His teeth miss her hand as she pulls back. He spits instead, and it catches her chin. Achilles is almost proud. “I will fight you,” her present promises, voice deeper than she had expected for such a fresh face, hot enough to match his eyes. “I will always fight you. I will fight you until I steal the very breath from your lungs, as you stole my family’s.”

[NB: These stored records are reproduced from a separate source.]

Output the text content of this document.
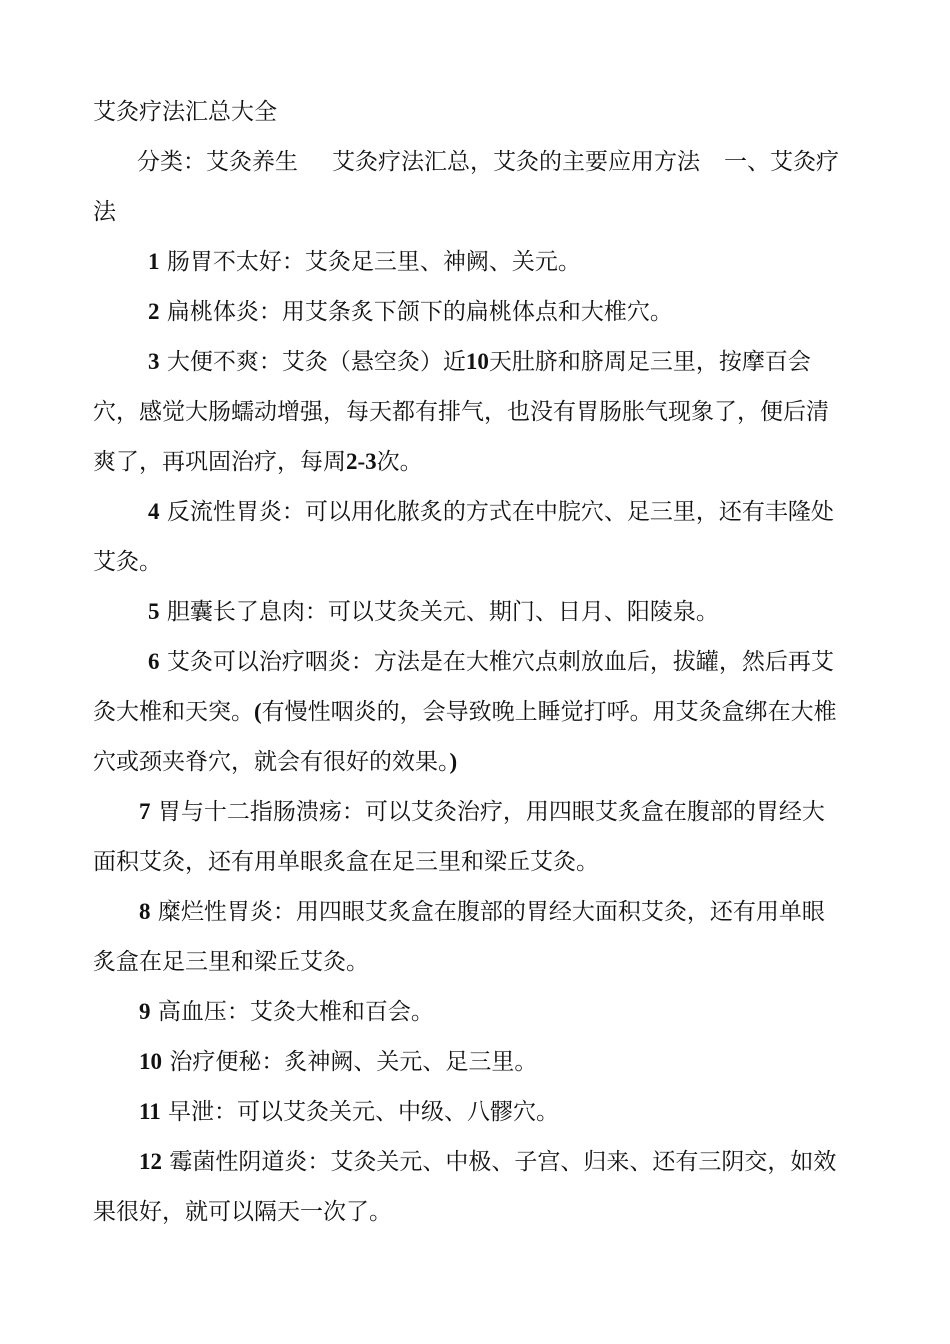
艾灸疗法汇总大全

分类：艾灸养生 艾灸疗法汇总，艾灸的主要应用方法 一、艾灸疗

法

1 肠胃不太好：艾灸足三里、神阙、关元。

2 扁桃体炎：用艾条炙下颌下的扁桃体点和大椎穴。

3 大便不爽：艾灸（悬空灸）近10天肚脐和脐周足三里，按摩百会

穴，感觉大肠蠕动增强，每天都有排气，也没有胃肠胀气现象了，便后清

爽了，再巩固治疗，每周2-3次。

4 反流性胃炎：可以用化脓炙的方式在中脘穴、足三里，还有丰隆处

艾灸。

5 胆囊长了息肉：可以艾灸关元、期门、日月、阳陵泉。

6 艾灸可以治疗咽炎：方法是在大椎穴点刺放血后，拔罐，然后再艾

灸大椎和天突。(有慢性咽炎的，会导致晚上睡觉打呼。用艾灸盒绑在大椎

穴或颈夹脊穴，就会有很好的效果。)

7 胃与十二指肠溃疡：可以艾灸治疗，用四眼艾炙盒在腹部的胃经大

面积艾灸，还有用单眼炙盒在足三里和梁丘艾灸。

8 糜烂性胃炎：用四眼艾炙盒在腹部的胃经大面积艾灸，还有用单眼

炙盒在足三里和梁丘艾灸。

9 高血压：艾灸大椎和百会。

10 治疗便秘：炙神阙、关元、足三里。

11 早泄：可以艾灸关元、中级、八髎穴。

12 霉菌性阴道炎：艾灸关元、中极、子宫、归来、还有三阴交，如效

果很好，就可以隔天一次了。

Achilles holds still for a moment, lets the words sink into both their skins, into the space between them. Then she laughs and shoves the gag back into his mouth, hard enough that he chokes. With a push of her foot he’s on his back, and Achilles sheds what is left of her armour, pulls on a tunic that is possibly still stained with blood. “I hope you do, pretty boy. I truly hope you do.” Then she leaves, ducking out from under the tent flaps, calling, “Ajax! I owe you some wine, I think,” as she goes.
“You owe me a barrel, cousin,” he replies, and she cuffs him over the back of the head when she reaches him, sat around the fire with Pat and Odysseus like gossiping old women. Nevertheless, a barrel of her father’s finest wine is in his tent by nightfall.